In Vienna, the United States and its European allies again condemned Iran's nuclear activities, noting that Iran has crossed or is close to the threshold for assembling enough fissile material to make one atomic bomb.

"This ongoing enrichment activity . . . moves Iran closer to a dangerous and destabilizing possible breakout capacity," Glyn Davies, U.S. ambassador to the International Atomic Energy Agency, said at a meeting of the U.N. watchdog agency's governing board.

"We have serious concerns that Iran is deliberately attempting, at a minimum, to preserve a nuclear weapons option."

Western nations, along with Israel, suspect that Iran is preparing to build nuclear weapons under the guise of a civilian energy program, a charge that the Islamic Republic vehemently denies.

The U.S. intelligence community and outside experts believe Israel has 100 to 200 nuclear weapons, making it the sole nuclear power in the Middle East.

World powers fear that a nuclear Iran could further unsettle an already-volatile region and trigger an arms race.

The U.N. Security Council has repeatedly called on Iran to halt sensitive nuclear activity until it clears up questions about the nature of its nuclear enrichment program.

The United States, France, Britain and Germany have pushed for an increase in U.N. economic sanctions on Iran but have been thwarted by veto-bearing Russia and China, which remain economically and politically engaged with Tehran.

If the West is unable to gather momentum for sanctions at the U.N. General Assembly meeting next week, diplomats say, it might try to punish Iran by pursuing restrictions at the Group of 20 summit of world economic powerhouses this month in Pittsburgh.

Details of the Iranian package, handed to diplomats in Tehran late Wednesday, were not made public.

Saeed Jalili, Iran's chief nuclear negotiator, said last week that it would be an updated version of a proposal submitted last year. That proposal was dismissed by the U.S. and its allies as irrelevant.

Ali Asghar Soltanieh, Iran's envoy to the IAEA, said the new proposal includes possible talks on nuclear matters.

"It covers all issues of concern and interests inter alia security, economic cooperation, nuclear nonproliferation and disarmament, energy supply and demands, energy security as well as peaceful applications of nuclear energy," Soltanieh said in a statement distributed to reporters in Vienna.

"The basis of negotiations would be this package," the Iranian envoy told reporters on the sidelines of the board of governors meeting.

"And during the process of negotiations, all parties in an open-minded, pragmatic manner have to deal with the issues and any parties in any negotiations have the right to reflect their viewpoints and comments on it."

The Obama administration has offered to engage in comprehensive talks with Iran without preconditions.

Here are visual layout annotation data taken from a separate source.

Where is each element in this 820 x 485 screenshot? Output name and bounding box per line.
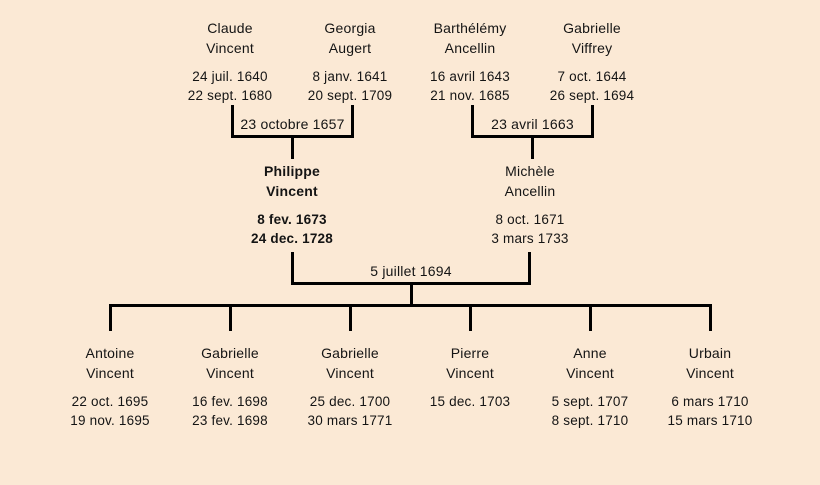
person-birth-date: 6 mars 1710 — [671, 394, 749, 409]
person-given: Michèle — [505, 163, 555, 179]
person-given: Anne — [573, 345, 607, 361]
connector-sibling-bar — [109, 304, 712, 307]
connector-drop-gabrielle-2 — [349, 304, 352, 331]
person-birth-date: 16 fev. 1698 — [192, 394, 268, 409]
person-given: Pierre — [450, 345, 490, 361]
person-surname: Vincent — [566, 365, 614, 381]
person-birth-date: 5 sept. 1707 — [551, 394, 629, 409]
connector-stem-philippe — [291, 137, 294, 159]
person-surname: Vincent — [206, 365, 254, 381]
person-birth-date: 8 fev. 1673 — [257, 212, 327, 227]
person-michele-ancellin[interactable] — [455, 161, 605, 248]
person-death-date: 24 dec. 1728 — [251, 231, 333, 246]
person-surname: Vincent — [266, 183, 318, 199]
person-given: Claude — [207, 20, 253, 36]
person-death-date: 30 mars 1771 — [307, 413, 393, 428]
marriage-bracket-barthelemy-gabrielle — [471, 105, 594, 138]
person-birth-date: 8 janv. 1641 — [312, 69, 388, 84]
person-death-date: 21 nov. 1685 — [430, 88, 510, 103]
person-surname: Vincent — [446, 365, 494, 381]
connector-drop-antoine — [109, 304, 112, 331]
marriage-bracket-claude-georgia — [231, 105, 354, 138]
person-surname: Vincent — [686, 365, 734, 381]
person-death-date: 26 sept. 1694 — [549, 88, 635, 103]
marriage-date-barthelemy-gabrielle[interactable]: 23 avril 1663 — [491, 116, 574, 132]
connector-drop-pierre — [469, 304, 472, 331]
person-birth-date: 8 oct. 1671 — [495, 212, 565, 227]
person-birth-date: 22 oct. 1695 — [71, 394, 149, 409]
person-given: Philippe — [263, 163, 321, 179]
person-given: Urbain — [688, 345, 732, 361]
person-surname: Augert — [328, 40, 372, 56]
marriage-date-claude-georgia[interactable]: 23 octobre 1657 — [240, 116, 345, 132]
person-death-date: 23 fev. 1698 — [192, 413, 268, 428]
connector-drop-anne — [589, 304, 592, 331]
person-surname: Ancellin — [504, 183, 556, 199]
person-surname: Vincent — [86, 365, 134, 381]
person-death-date: 20 sept. 1709 — [307, 88, 393, 103]
connector-drop-urbain — [709, 304, 712, 331]
person-philippe-vincent[interactable] — [217, 161, 367, 248]
connector-stem-michele — [531, 137, 534, 159]
person-birth-date: 16 avril 1643 — [430, 69, 510, 84]
person-given: Gabrielle — [321, 345, 379, 361]
person-surname: Vincent — [326, 365, 374, 381]
person-death-date: 19 nov. 1695 — [70, 413, 150, 428]
person-given: Gabrielle — [201, 345, 259, 361]
person-given: Georgia — [324, 20, 376, 36]
marriage-bracket-philippe-michele — [291, 252, 531, 285]
person-given: Antoine — [85, 345, 135, 361]
person-death-date: 15 mars 1710 — [667, 413, 753, 428]
person-given: Gabrielle — [563, 20, 621, 36]
person-birth-date: 15 dec. 1703 — [429, 394, 511, 409]
person-surname: Vincent — [206, 40, 254, 56]
person-death-date: 3 mars 1733 — [491, 231, 569, 246]
person-death-date: 8 sept. 1710 — [551, 413, 629, 428]
person-gabrielle-viffrey[interactable] — [517, 18, 667, 105]
person-surname: Ancellin — [444, 40, 496, 56]
person-surname: Viffrey — [571, 40, 613, 56]
person-death-date: 22 sept. 1680 — [187, 88, 273, 103]
marriage-date-philippe-michele[interactable]: 5 juillet 1694 — [370, 263, 452, 279]
person-given: Barthélémy — [433, 20, 507, 36]
person-birth-date: 25 dec. 1700 — [309, 394, 391, 409]
person-birth-date: 24 juil. 1640 — [192, 69, 268, 84]
person-urbain-vincent[interactable] — [635, 343, 785, 430]
connector-drop-gabrielle-1 — [229, 304, 232, 331]
person-birth-date: 7 oct. 1644 — [557, 69, 627, 84]
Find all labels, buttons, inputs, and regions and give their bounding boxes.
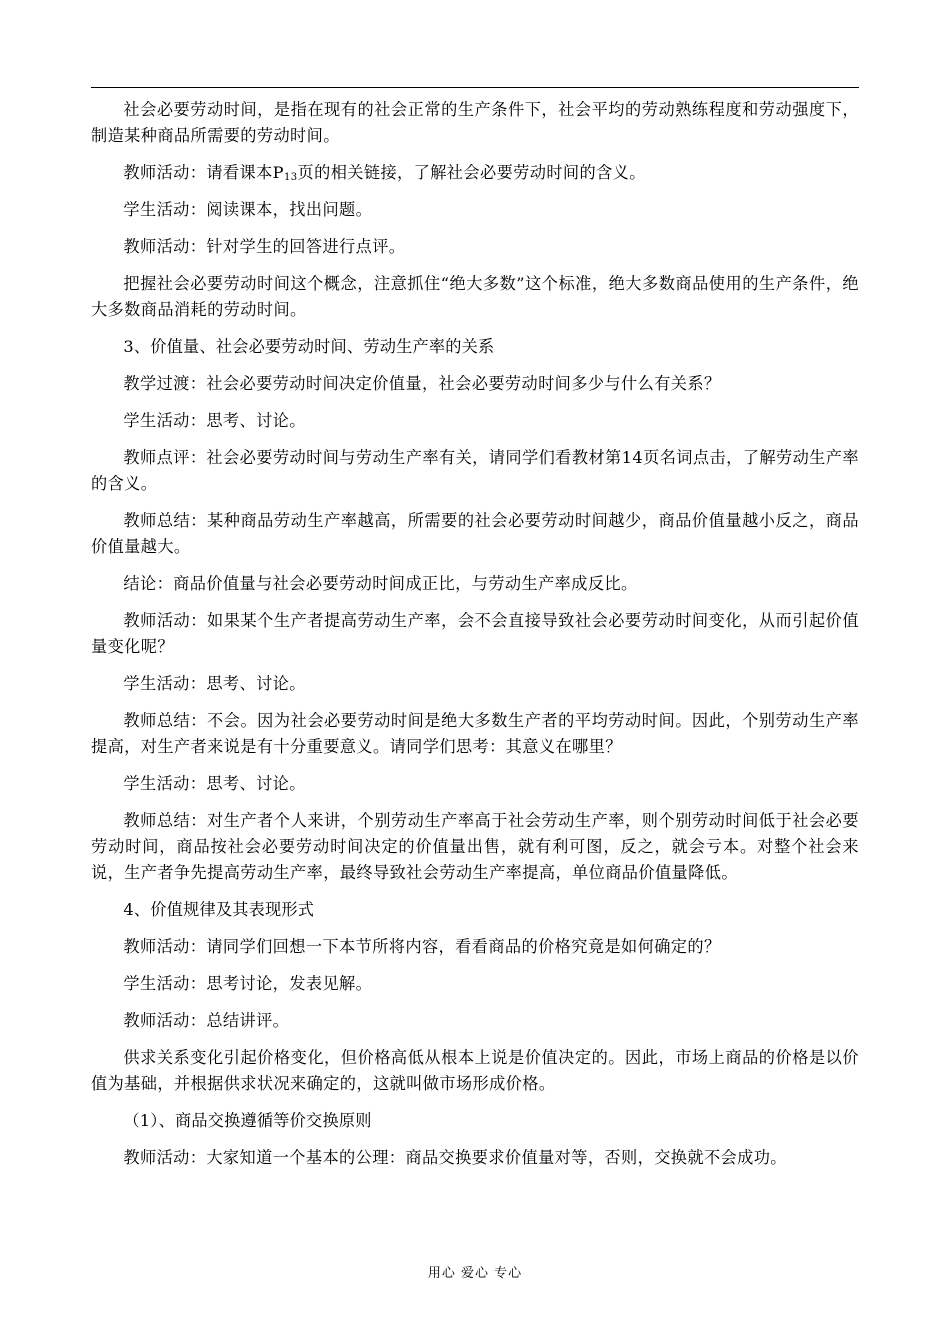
paragraph-student-activity: 学生活动：思考、讨论。	[123, 774, 306, 793]
paragraph-teacher-activity: 教师活动：针对学生的回答进行点评。	[123, 237, 406, 256]
page-subscript: 13	[283, 172, 298, 183]
paragraph-definition: 社会必要劳动时间，是指在现有的社会正常的生产条件下，社会平均的劳动熟练程度和劳动强度下，制造某种商品所需要的劳动时间。	[91, 100, 859, 145]
paragraph-transition: 教学过渡：社会必要劳动时间决定价值量，社会必要劳动时间多少与什么有关系？	[123, 374, 721, 393]
document-body	[91, 97, 859, 1182]
header-rule	[91, 87, 859, 88]
paragraph-body: 把握社会必要劳动时间这个概念，注意抓住“绝大多数”这个标准，绝大多数商品使用的生产条件，绝大多数商品消耗的劳动时间。	[91, 274, 859, 319]
paragraph-student-activity: 学生活动：阅读课本，找出问题。	[123, 200, 373, 219]
paragraph-teacher-activity: 教师活动：如果某个生产者提高劳动生产率，会不会直接导致社会必要劳动时间变化，从而引起价值量变化呢？	[91, 611, 859, 656]
text-run: 页的相关链接，了解社会必要劳动时间的含义。	[297, 163, 646, 182]
paragraph-student-activity: 学生活动：思考讨论，发表见解。	[123, 974, 373, 993]
page-footer: 用心 爱心 专心	[427, 1266, 523, 1281]
text-run: 教师活动：请看课本P	[123, 163, 284, 182]
paragraph-teacher-activity: 教师活动：大家知道一个基本的公理：商品交换要求价值量对等，否则，交换就不会成功。	[123, 1148, 787, 1167]
section-heading: 3、价值量、社会必要劳动时间、劳动生产率的关系	[123, 337, 495, 356]
paragraph-teacher-activity: 教师活动：请同学们回想一下本节所将内容，看看商品的价格究竟是如何确定的？	[123, 937, 721, 956]
paragraph-teacher-activity	[91, 160, 859, 186]
paragraph-body: 供求关系变化引起价格变化，但价格高低从根本上说是价值决定的。因此，市场上商品的价格是以价值为基础，并根据供求状况来确定的，这就叫做市场形成价格。	[91, 1048, 859, 1093]
paragraph-student-activity: 学生活动：思考、讨论。	[123, 674, 306, 693]
paragraph-teacher-activity: 教师活动：总结讲评。	[123, 1011, 290, 1030]
paragraph-teacher-summary: 教师总结：对生产者个人来讲，个别劳动生产率高于社会劳动生产率，则个别劳动时间低于社会必要劳动时间，商品按社会必要劳动时间决定的价值量出售，就有利可图，反之，就会亏本。对整个社会来说，生产者争先提高劳动生产率，最终导致社会劳动生产率提高，单位商品价值量降低。	[91, 811, 859, 882]
paragraph-teacher-summary: 教师总结：不会。因为社会必要劳动时间是绝大多数生产者的平均劳动时间。因此，个别劳动生产率提高，对生产者来说是有十分重要意义。请同学们思考：其意义在哪里？	[91, 711, 859, 756]
paragraph-teacher-comment: 教师点评：社会必要劳动时间与劳动生产率有关，请同学们看教材第14页名词点击，了解劳动生产率的含义。	[91, 448, 859, 493]
paragraph-teacher-summary: 教师总结：某种商品劳动生产率越高，所需要的社会必要劳动时间越少，商品价值量越小反之，商品价值量越大。	[91, 511, 859, 556]
paragraph-conclusion: 结论：商品价值量与社会必要劳动时间成正比，与劳动生产率成反比。	[123, 574, 638, 593]
subsection-heading: （1）、商品交换遵循等价交换原则	[123, 1111, 372, 1130]
paragraph-student-activity: 学生活动：思考、讨论。	[123, 411, 306, 430]
section-heading: 4、价值规律及其表现形式	[123, 900, 315, 919]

But after years of what international atomic agency chief Mohamed ElBaradei described Wednesday as a "logjam," France, Germany and Britain have grown increasingly skeptical about negotiations.

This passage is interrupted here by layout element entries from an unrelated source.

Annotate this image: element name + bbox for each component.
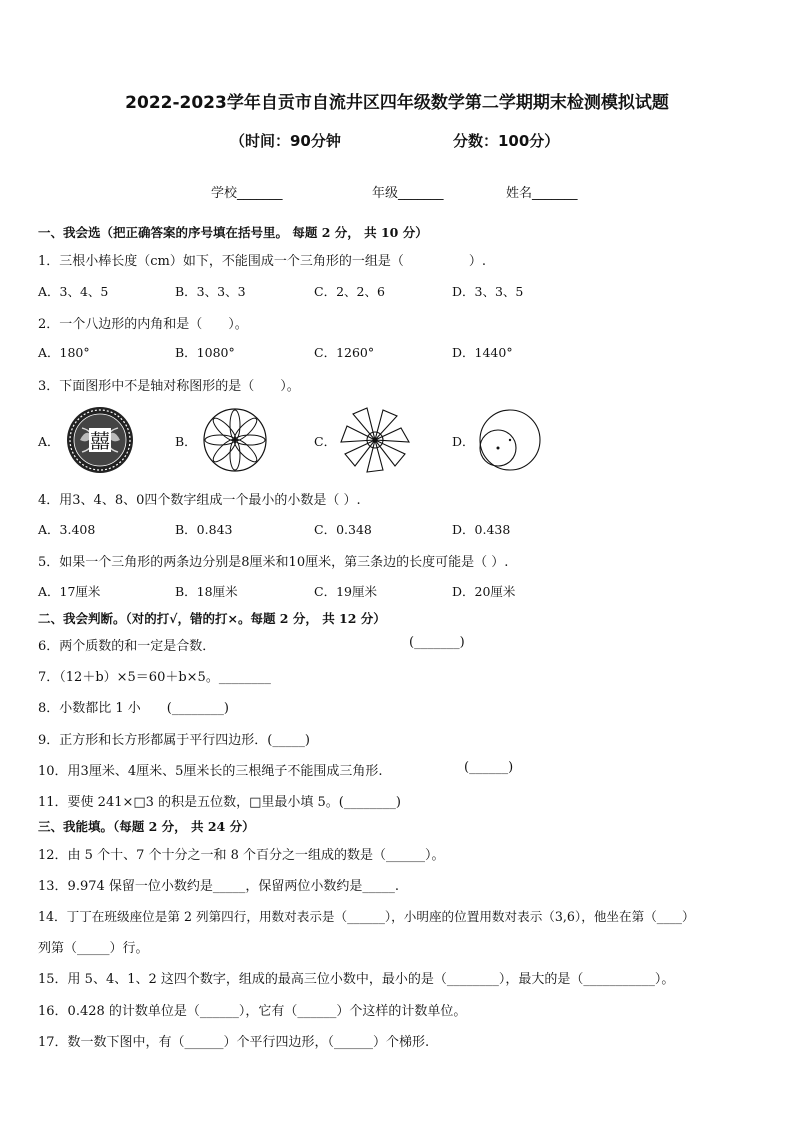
q5-option-b: B．18厘米	[175, 584, 238, 599]
q2-option-b: B．1080°	[175, 345, 235, 360]
question-1: 1．三根小棒长度（cm）如下，不能围成一个三角形的一组是（ ）.	[38, 254, 487, 269]
q4-option-c: C．0.348	[314, 522, 372, 537]
q6-answer-blank[interactable]: (_______)	[409, 635, 465, 650]
grade-field[interactable]: 年级_______	[372, 186, 444, 201]
question-11: 11．要使 241×□3 的积是五位数，□里最小填 5。(________)	[38, 795, 401, 810]
page-title: 2022-2023学年自贡市自流井区四年级数学第二学期期末检测模拟试题	[125, 93, 669, 113]
exam-score: 分数：100分）	[453, 132, 560, 150]
two-circles-figure	[478, 408, 542, 472]
question-15: 15．用 5、4、1、2 这四个数字，组成的最高三位小数中，最小的是（________），最大的是（___________）。	[38, 972, 675, 987]
q1-option-d: D．3、3、5	[452, 284, 524, 299]
q4-option-b: B．0.843	[175, 522, 233, 537]
q5-option-d: D．20厘米	[452, 584, 516, 599]
question-3: 3．下面图形中不是轴对称图形的是（ ）。	[38, 379, 300, 394]
q3-option-c: C．	[314, 434, 337, 449]
question-17: 17．数一数下图中，有（______）个平行四边形，（______）个梯形.	[38, 1035, 430, 1050]
q3-option-a: A．	[38, 434, 60, 449]
q2-option-a: A．180°	[38, 345, 90, 360]
double-happiness-medallion-figure	[66, 406, 134, 474]
question-14-continued: 列第（_____）行。	[38, 941, 149, 956]
question-2: 2．一个八边形的内角和是（ ）。	[38, 317, 248, 332]
pinwheel-figure	[339, 406, 411, 474]
question-6: 6．两个质数的和一定是合数．	[38, 639, 216, 654]
question-4: 4．用3、4、8、0四个数字组成一个最小的小数是（ ）.	[38, 493, 361, 508]
question-7: 7．（12＋b）×5＝60＋b×5。________	[38, 670, 271, 685]
q1-option-b: B．3、3、3	[175, 284, 246, 299]
section-heading-3: 三、我能填。（每题 2 分， 共 24 分）	[38, 819, 255, 834]
question-8: 8．小数都比 1 小 (________)	[38, 701, 229, 716]
question-9: 9．正方形和长方形都属于平行四边形．(_____)	[38, 733, 310, 748]
q5-option-c: C．19厘米	[314, 584, 377, 599]
q4-option-d: D．0.438	[452, 522, 511, 537]
q3-option-b: B．	[175, 434, 197, 449]
q5-option-a: A．17厘米	[38, 584, 101, 599]
section-heading-2: 二、我会判断。（对的打√，错的打×。每题 2 分， 共 12 分）	[38, 611, 386, 626]
name-field[interactable]: 姓名_______	[506, 186, 578, 201]
section-heading-1: 一、我会选（把正确答案的序号填在括号里。 每题 2 分， 共 10 分）	[38, 225, 428, 240]
q10-answer-blank[interactable]: (______)	[464, 760, 514, 775]
question-5: 5．如果一个三角形的两条边分别是8厘米和10厘米，第三条边的长度可能是（ ）.	[38, 555, 509, 570]
question-10: 10．用3厘米、4厘米、5厘米长的三根绳子不能围成三角形.	[38, 764, 383, 779]
q1-option-c: C．2、2、6	[314, 284, 385, 299]
q2-option-c: C．1260°	[314, 345, 375, 360]
q4-option-a: A．3.408	[38, 522, 96, 537]
flower-circle-figure	[203, 408, 267, 472]
double-happiness-glyph: 囍	[90, 429, 110, 453]
exam-time: （时间：90分钟	[230, 132, 341, 150]
q3-option-d: D．	[452, 434, 475, 449]
q2-option-d: D．1440°	[452, 345, 513, 360]
question-13: 13．9.974 保留一位小数约是_____，保留两位小数约是_____.	[38, 879, 400, 894]
q1-option-a: A．3、4、5	[38, 284, 109, 299]
school-field[interactable]: 学校_______	[211, 186, 283, 201]
question-12: 12．由 5 个十、7 个十分之一和 8 个百分之一组成的数是（______）。	[38, 848, 445, 863]
question-14: 14．丁丁在班级座位是第 2 列第四行，用数对表示是（______），小明座的位置用数对表示（3,6），他坐在第（____）	[38, 909, 695, 924]
question-16: 16．0.428 的计数单位是（______），它有（______）个这样的计数单位。	[38, 1004, 467, 1019]
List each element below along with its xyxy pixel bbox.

The Islamic Republic has brushed aside as forgeries a set of documents that purportedly show it engaged in nuclear experiments consistent with a clandestine weapons program until 2003.

"If this information is real, there is a high probability that Iran nuclear weaponization activities have taken place," ElBaradei told the board, according to a transcript of his remarks. "But I should underline 'if' three times."

Germany's ambassador to the atomic agency, Ruediger Luedeking, decried Iran's "disrespect" for its international obligations.

"This Iranian attitude further reinforces doubts relating to the nature of Iran's nuclear program," the ambassador said, reading a statement on behalf of his country, France and Britain.

"Iran must address the lack of confidence in the exclusively peaceful nature of the Iranian nuclear program. It should build, not reduce, confidence."